Darion paused for a heartbeat, turning his head to look for the boy. He had expected Ezekiel to be there, ready to harvest the power as he had done with Quel. Instead, he saw Ezekiel facedown in the dirt, his hair matted with blood.

Darion's eyes snapped to Jay, a furious snarl curling his lip. Jay simply looked away, whistling an obnoxious, tuneless melody and pretending the moon was suddenly very interesting.

"Raphael," Darion hissed, his voice thick with irritation as he kept his blade buried halfway through Armal's neck. "The brat is broken. What now?"

Raphael didn't take his eyes off Jay.
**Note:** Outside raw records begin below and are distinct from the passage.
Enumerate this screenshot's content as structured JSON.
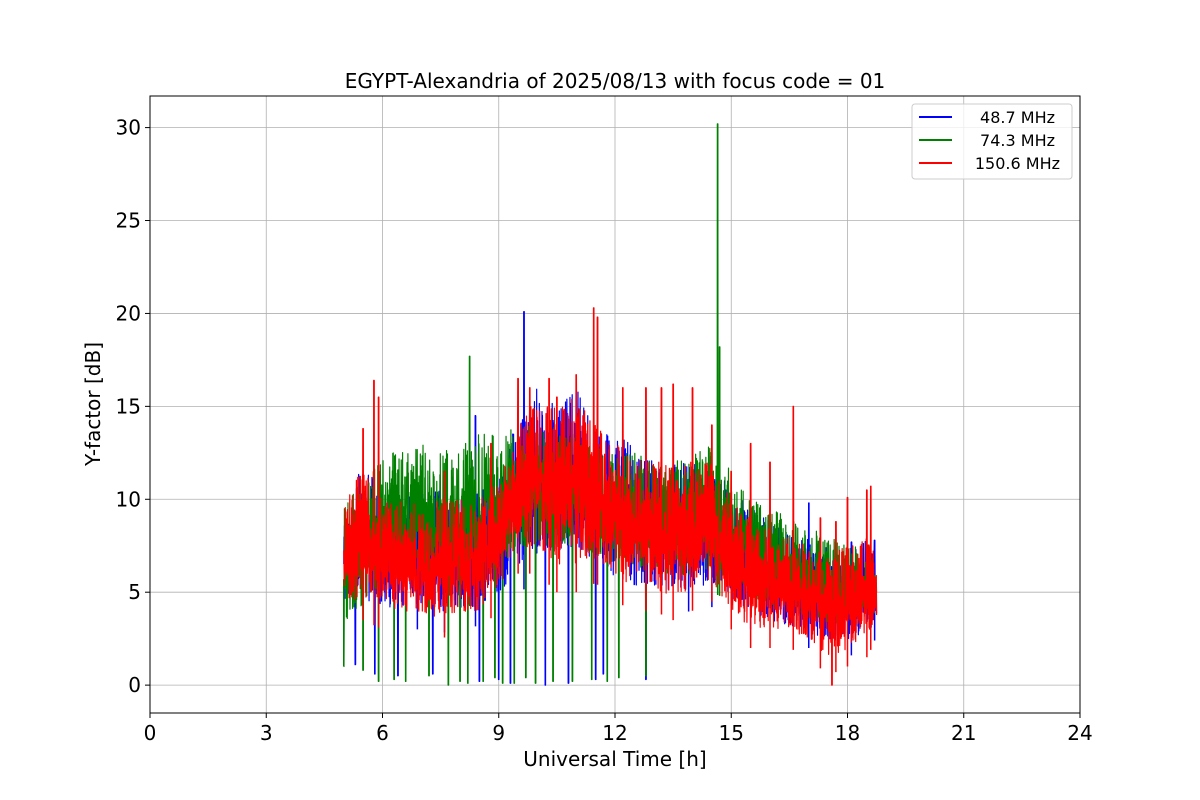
{
  "chart_data": {
    "type": "line",
    "title": "EGYPT-Alexandria of 2025/08/13 with focus code = 01",
    "xlabel": "Universal Time [h]",
    "ylabel": "Y-factor [dB]",
    "xlim": [
      0,
      24
    ],
    "ylim": [
      -1.5,
      31.7
    ],
    "xticks": [
      0,
      3,
      6,
      9,
      12,
      15,
      18,
      21,
      24
    ],
    "yticks": [
      0,
      5,
      10,
      15,
      20,
      25,
      30
    ],
    "xtick_labels": [
      "0",
      "3",
      "6",
      "9",
      "12",
      "15",
      "18",
      "21",
      "24"
    ],
    "ytick_labels": [
      "0",
      "5",
      "10",
      "15",
      "20",
      "25",
      "30"
    ],
    "grid": true,
    "legend_position": "top-right",
    "series": [
      {
        "name": "48.7 MHz",
        "color": "#0000ff",
        "envelope": {
          "t": [
            5.0,
            5.5,
            6.0,
            6.5,
            7.0,
            7.5,
            8.0,
            8.5,
            9.0,
            9.5,
            10.0,
            10.5,
            11.0,
            11.5,
            12.0,
            12.5,
            13.0,
            13.5,
            14.0,
            14.5,
            15.0,
            15.5,
            16.0,
            16.5,
            17.0,
            17.5,
            18.0,
            18.5,
            18.75
          ],
          "low": [
            3.5,
            3.0,
            3.2,
            3.0,
            3.0,
            2.8,
            3.0,
            3.2,
            3.5,
            5.0,
            5.5,
            5.5,
            6.0,
            5.0,
            4.5,
            4.0,
            4.0,
            3.8,
            4.0,
            4.2,
            3.5,
            3.0,
            2.5,
            2.2,
            2.0,
            1.5,
            1.5,
            2.0,
            2.5
          ],
          "high": [
            9.0,
            12.5,
            10.0,
            10.0,
            10.5,
            10.5,
            10.0,
            10.5,
            11.0,
            14.5,
            16.0,
            15.0,
            16.0,
            14.0,
            13.5,
            13.0,
            12.0,
            12.0,
            12.0,
            12.0,
            10.5,
            9.5,
            9.0,
            8.5,
            8.0,
            7.5,
            7.0,
            8.0,
            7.0
          ]
        },
        "spikes": [
          [
            6.9,
            9.5
          ],
          [
            7.6,
            10.1
          ],
          [
            8.4,
            14.5
          ],
          [
            8.6,
            10.5
          ],
          [
            9.65,
            20.1
          ],
          [
            13.9,
            10.0
          ],
          [
            14.5,
            11.5
          ],
          [
            15.5,
            9.2
          ],
          [
            17.0,
            9.8
          ],
          [
            18.1,
            7.7
          ],
          [
            18.7,
            7.8
          ]
        ],
        "dips": [
          [
            5.3,
            1.1
          ],
          [
            5.8,
            0.6
          ],
          [
            6.4,
            0.5
          ],
          [
            7.3,
            0.6
          ],
          [
            8.5,
            0.2
          ],
          [
            9.0,
            0.3
          ],
          [
            9.3,
            0.1
          ],
          [
            10.2,
            0.0
          ],
          [
            10.8,
            0.1
          ],
          [
            11.5,
            0.3
          ],
          [
            11.7,
            0.6
          ],
          [
            12.8,
            0.3
          ]
        ]
      },
      {
        "name": "74.3 MHz",
        "color": "#008000",
        "envelope": {
          "t": [
            5.0,
            5.5,
            6.0,
            6.5,
            7.0,
            7.5,
            8.0,
            8.5,
            9.0,
            9.5,
            10.0,
            10.5,
            11.0,
            11.5,
            12.0,
            12.5,
            13.0,
            13.5,
            14.0,
            14.5,
            15.0,
            15.5,
            16.0,
            16.5,
            17.0,
            17.5,
            18.0,
            18.5,
            18.75
          ],
          "low": [
            2.0,
            2.5,
            4.0,
            5.0,
            4.5,
            4.5,
            4.5,
            4.0,
            5.0,
            6.0,
            6.5,
            6.0,
            6.5,
            6.0,
            5.5,
            5.0,
            5.0,
            4.5,
            4.5,
            5.0,
            4.5,
            3.8,
            3.2,
            3.0,
            2.8,
            2.5,
            2.5,
            2.8,
            3.0
          ],
          "high": [
            9.5,
            11.5,
            12.5,
            12.5,
            13.0,
            12.5,
            13.0,
            13.5,
            13.5,
            14.0,
            14.0,
            14.0,
            13.5,
            13.0,
            12.5,
            12.5,
            12.0,
            12.0,
            12.5,
            13.0,
            11.5,
            10.0,
            9.5,
            9.0,
            8.5,
            8.0,
            7.5,
            8.0,
            6.5
          ],
          "high_lag": [
            12.8,
            13.2
          ]
        },
        "spikes": [
          [
            8.25,
            17.7
          ],
          [
            14.65,
            30.2
          ],
          [
            14.7,
            18.2
          ]
        ],
        "dips": [
          [
            5.0,
            1.0
          ],
          [
            5.5,
            0.8
          ],
          [
            5.9,
            0.2
          ],
          [
            6.3,
            0.3
          ],
          [
            6.6,
            0.2
          ],
          [
            7.2,
            0.5
          ],
          [
            7.7,
            0.0
          ],
          [
            8.0,
            0.2
          ],
          [
            8.2,
            0.1
          ],
          [
            8.6,
            0.2
          ],
          [
            8.9,
            0.4
          ],
          [
            9.1,
            0.1
          ],
          [
            9.4,
            0.1
          ],
          [
            9.7,
            0.4
          ],
          [
            9.95,
            0.1
          ],
          [
            10.4,
            0.2
          ],
          [
            10.9,
            0.2
          ],
          [
            11.4,
            0.3
          ],
          [
            11.8,
            0.2
          ],
          [
            12.1,
            0.4
          ],
          [
            12.8,
            0.5
          ]
        ]
      },
      {
        "name": "150.6 MHz",
        "color": "#ff0000",
        "envelope": {
          "t": [
            5.0,
            5.5,
            6.0,
            6.5,
            7.0,
            7.5,
            8.0,
            8.5,
            9.0,
            9.5,
            10.0,
            10.5,
            11.0,
            11.5,
            12.0,
            12.5,
            13.0,
            13.5,
            14.0,
            14.5,
            15.0,
            15.5,
            16.0,
            16.5,
            17.0,
            17.5,
            18.0,
            18.5,
            18.75
          ],
          "low": [
            3.5,
            3.5,
            3.0,
            2.8,
            2.7,
            2.5,
            2.8,
            3.0,
            4.0,
            6.0,
            6.0,
            5.0,
            5.0,
            5.5,
            4.5,
            4.0,
            4.0,
            3.5,
            4.0,
            4.5,
            3.0,
            2.0,
            2.0,
            2.0,
            1.5,
            0.5,
            1.0,
            1.5,
            2.5
          ],
          "high": [
            9.5,
            12.0,
            10.0,
            10.0,
            10.0,
            10.0,
            10.0,
            10.0,
            11.0,
            14.5,
            15.5,
            15.0,
            15.5,
            14.0,
            13.0,
            12.5,
            12.0,
            12.0,
            12.0,
            12.0,
            10.0,
            9.0,
            8.5,
            8.0,
            7.5,
            7.0,
            7.5,
            8.0,
            7.0
          ]
        },
        "spikes": [
          [
            5.5,
            13.8
          ],
          [
            5.78,
            16.4
          ],
          [
            5.9,
            15.5
          ],
          [
            7.6,
            11.5
          ],
          [
            8.8,
            13.0
          ],
          [
            9.5,
            16.5
          ],
          [
            9.8,
            16.0
          ],
          [
            10.3,
            16.5
          ],
          [
            10.5,
            15.5
          ],
          [
            11.0,
            16.7
          ],
          [
            11.45,
            20.3
          ],
          [
            11.55,
            19.8
          ],
          [
            12.2,
            16.0
          ],
          [
            12.8,
            16.0
          ],
          [
            13.2,
            16.0
          ],
          [
            13.5,
            16.2
          ],
          [
            14.0,
            16.0
          ],
          [
            14.5,
            14.0
          ],
          [
            15.0,
            11.5
          ],
          [
            15.5,
            13.0
          ],
          [
            16.0,
            12.0
          ],
          [
            16.6,
            15.0
          ],
          [
            17.3,
            9.0
          ],
          [
            17.7,
            8.8
          ],
          [
            18.0,
            10.1
          ],
          [
            18.5,
            10.5
          ],
          [
            18.6,
            10.7
          ]
        ],
        "dips": [
          [
            17.6,
            0.0
          ]
        ]
      }
    ]
  }
}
The air around him seemed to darken. He gave a single, final order, his voice a low vibration that made the stones tremble.

"Kill the intruder. We're done playing."

A cruel, genuine smile spread across Darion's face. He turned back to Armal, whose eyes were rolling back in his head. Darion shifted his grip on the hilt, pouring a massive surge of malum into the edge.

With a violent heave, the neckbone cracked and then shattered completely.

The great sword sheared through the remaining muscle and skin in a single, brutal burst. Armal's head was sent spinning into the darkness, and the last general of the Devil's Flames collapsed, his headless torso hitting the pavement with a heavy, final thud.

The war for Fluxton was over, leaving only the silence of the dead and the heavy price of the Night brothers' victory.